The winter of 2022-2023 was Rachel’s first time trying to grow from seeds–both what we had saved and what we purchased. This turned out to be a lot harder than we expected. It didn’t help that we got a little impatient and started the seeds a bit too early in the winter.

2023 Update

It was another year of expansion. We:

These were all filled with plants, of course–both pollinator-focused plants and plants to feed us humans, body and soul. We planted the concord grapes around the grape arbor, along with some native honeysuckle.

Gardening, we came to find out, is mostly experimentation. Over the course of the year (and all the time to come), we learned where the plants wanted to grow and where they didn’t. We had some volunteer sunflowers from all the bird seed–and we learned that we absolutely love sunflowers. We had way too many zucchinis. We’re still eating frozen zucchini bread, here in early summer 2024.

In September, we found out why there had been so many dead birds in the pond over the summer: the bullfrog in the pond (henceforward known as “Nessie”) was dragging them under but wasn’t big enough to eat them.

In the fall, we raked all the leaves into the north side of the backyard. This was an area where our dog did his business for years, so we found that it was pretty fertile. (RIP, Murphy.)

Rachel began clearing out all the ornamental plantings that were along the south side of the house in late fall but then we completed the project together in Febuary 2024. We thought about hiring someone to do this for us, but we’re getting cheaper the older we get so we decided to do it ourselves. We ended up digging out and moving 2,280 pounds of rock.

Over the winter of 2023-2024, Rachel greatly expanded her seed-saving and growing from seeds. The grow lights moved out of a scary corner of the basement into the living room and kitchen. Again, lots of experimentation. Some successes, some failures.

Future plans

It’s early summer 2024 at the time of this update. The growing season is well underway. Rachel spent the spring battling slugs. We planted strawberries and a gooseberry plant. But all of that will have to wait for the next big update.

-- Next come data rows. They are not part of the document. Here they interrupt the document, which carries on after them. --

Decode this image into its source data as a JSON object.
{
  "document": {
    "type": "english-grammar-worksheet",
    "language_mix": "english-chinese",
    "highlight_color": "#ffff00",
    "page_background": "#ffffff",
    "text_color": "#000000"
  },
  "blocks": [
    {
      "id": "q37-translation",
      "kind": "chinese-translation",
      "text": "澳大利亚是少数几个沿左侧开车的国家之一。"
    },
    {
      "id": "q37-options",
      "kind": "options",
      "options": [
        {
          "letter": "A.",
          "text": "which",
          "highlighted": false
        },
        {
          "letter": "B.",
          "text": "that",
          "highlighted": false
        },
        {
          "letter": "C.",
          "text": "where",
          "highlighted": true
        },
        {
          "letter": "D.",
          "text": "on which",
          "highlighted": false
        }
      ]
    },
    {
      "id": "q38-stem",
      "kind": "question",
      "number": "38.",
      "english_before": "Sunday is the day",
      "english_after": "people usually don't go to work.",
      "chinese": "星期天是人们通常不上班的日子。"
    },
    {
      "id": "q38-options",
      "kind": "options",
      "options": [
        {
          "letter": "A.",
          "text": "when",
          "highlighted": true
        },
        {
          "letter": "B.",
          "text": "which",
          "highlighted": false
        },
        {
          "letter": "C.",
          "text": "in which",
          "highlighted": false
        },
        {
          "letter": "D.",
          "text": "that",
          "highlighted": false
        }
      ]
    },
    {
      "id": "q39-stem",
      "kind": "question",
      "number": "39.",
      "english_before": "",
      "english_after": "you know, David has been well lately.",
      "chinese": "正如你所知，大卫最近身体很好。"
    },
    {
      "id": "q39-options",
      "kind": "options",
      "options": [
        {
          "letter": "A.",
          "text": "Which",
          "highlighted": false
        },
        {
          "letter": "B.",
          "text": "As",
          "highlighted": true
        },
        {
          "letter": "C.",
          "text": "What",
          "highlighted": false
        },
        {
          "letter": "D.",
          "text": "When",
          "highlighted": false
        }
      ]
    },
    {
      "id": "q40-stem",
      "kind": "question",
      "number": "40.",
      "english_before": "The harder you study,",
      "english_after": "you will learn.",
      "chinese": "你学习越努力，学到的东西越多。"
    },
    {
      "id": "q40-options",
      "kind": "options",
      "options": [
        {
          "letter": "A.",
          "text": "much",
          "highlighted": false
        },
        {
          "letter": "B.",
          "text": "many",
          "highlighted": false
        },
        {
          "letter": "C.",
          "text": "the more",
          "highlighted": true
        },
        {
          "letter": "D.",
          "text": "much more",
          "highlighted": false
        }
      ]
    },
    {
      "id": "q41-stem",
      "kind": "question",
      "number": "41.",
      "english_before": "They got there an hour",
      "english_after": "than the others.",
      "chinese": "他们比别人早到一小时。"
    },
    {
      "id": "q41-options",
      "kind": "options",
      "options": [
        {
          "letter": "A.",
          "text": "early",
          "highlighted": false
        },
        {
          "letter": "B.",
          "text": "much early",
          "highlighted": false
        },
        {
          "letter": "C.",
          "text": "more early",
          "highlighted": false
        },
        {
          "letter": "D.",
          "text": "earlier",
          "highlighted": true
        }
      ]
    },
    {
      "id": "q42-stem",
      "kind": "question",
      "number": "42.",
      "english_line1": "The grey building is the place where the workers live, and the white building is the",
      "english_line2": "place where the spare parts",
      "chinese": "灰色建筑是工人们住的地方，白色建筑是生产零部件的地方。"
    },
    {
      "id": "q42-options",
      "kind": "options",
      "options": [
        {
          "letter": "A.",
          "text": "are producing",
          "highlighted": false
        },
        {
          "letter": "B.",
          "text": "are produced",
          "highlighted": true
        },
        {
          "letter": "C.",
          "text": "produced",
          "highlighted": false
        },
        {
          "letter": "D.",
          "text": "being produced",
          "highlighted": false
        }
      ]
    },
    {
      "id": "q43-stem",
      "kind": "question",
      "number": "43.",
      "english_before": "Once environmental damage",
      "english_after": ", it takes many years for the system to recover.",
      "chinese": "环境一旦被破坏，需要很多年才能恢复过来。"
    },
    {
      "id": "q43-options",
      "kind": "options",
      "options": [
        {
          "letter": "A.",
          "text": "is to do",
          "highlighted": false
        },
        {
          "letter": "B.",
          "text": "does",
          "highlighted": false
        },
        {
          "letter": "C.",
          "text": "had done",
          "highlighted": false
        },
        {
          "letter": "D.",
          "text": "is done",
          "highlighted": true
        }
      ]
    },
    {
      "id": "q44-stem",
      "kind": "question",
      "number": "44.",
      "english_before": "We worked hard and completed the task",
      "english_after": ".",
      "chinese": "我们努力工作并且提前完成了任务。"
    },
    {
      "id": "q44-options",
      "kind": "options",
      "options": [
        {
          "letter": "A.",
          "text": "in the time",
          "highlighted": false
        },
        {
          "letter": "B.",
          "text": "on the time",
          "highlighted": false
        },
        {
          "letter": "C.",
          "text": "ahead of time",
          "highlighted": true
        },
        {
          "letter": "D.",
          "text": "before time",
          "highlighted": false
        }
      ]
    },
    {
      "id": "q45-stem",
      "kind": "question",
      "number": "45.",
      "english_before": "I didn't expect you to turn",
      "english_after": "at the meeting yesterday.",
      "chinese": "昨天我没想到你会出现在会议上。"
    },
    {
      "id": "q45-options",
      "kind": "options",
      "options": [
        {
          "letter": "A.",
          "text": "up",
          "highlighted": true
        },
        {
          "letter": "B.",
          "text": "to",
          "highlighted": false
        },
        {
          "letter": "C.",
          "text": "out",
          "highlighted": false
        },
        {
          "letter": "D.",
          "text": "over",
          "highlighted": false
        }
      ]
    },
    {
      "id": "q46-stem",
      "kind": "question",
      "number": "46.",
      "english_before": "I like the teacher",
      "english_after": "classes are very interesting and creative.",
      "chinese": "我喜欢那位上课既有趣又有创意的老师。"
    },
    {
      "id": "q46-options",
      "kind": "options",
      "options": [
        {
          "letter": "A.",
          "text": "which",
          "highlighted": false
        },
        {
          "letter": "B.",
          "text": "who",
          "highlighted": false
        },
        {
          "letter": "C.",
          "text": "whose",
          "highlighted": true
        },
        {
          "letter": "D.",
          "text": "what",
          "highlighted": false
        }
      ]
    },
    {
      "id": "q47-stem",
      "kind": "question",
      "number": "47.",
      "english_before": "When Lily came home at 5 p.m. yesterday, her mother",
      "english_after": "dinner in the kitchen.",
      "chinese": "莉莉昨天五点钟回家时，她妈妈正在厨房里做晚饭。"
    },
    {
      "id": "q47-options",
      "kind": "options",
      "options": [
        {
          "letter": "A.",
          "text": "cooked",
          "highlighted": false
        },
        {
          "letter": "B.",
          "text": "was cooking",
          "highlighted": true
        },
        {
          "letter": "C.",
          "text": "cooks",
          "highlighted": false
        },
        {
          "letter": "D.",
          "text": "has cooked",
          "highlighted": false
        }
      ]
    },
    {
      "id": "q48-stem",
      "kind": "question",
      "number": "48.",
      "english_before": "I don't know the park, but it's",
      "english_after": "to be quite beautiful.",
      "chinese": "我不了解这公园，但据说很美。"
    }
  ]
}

We plan to tear out the dead ornamental bushes in our front yard this fall. We don’t know what we’ll put in their place yet. It will be a challenging spot, as it only gets about four hours of morning sunlight. We also plan to extend the plantings at the entrance to the backyard all the way up to the front yard. Once that is done, then the entire backyard and the south side yard will be free of grass, except for a little spot in the back where the bird feeders and a bench sit.

The ultimate goal is to fully encircle the house with a thriving ring of life, with barely any grass remaining. The north side will be challenging also, given its shadiness. Maybe some mushrooms? Barring anything unforeseen, we might be able to have our entire property recaptured by the summer of 2026. At that point, it should be a mostly self-sustaining system of native perennials plus annuals from which we can gather seed.

In the summer of 2023, we gave away small amounts of produce on a table in our front yard. We’d like to continue doing that. Maybe even give away plants once we have everything established as we want. I don’t know if we’ll ever produce enough to have a reliable surplus, but if we do maybe we could sell at the farmer’s market. Who knows?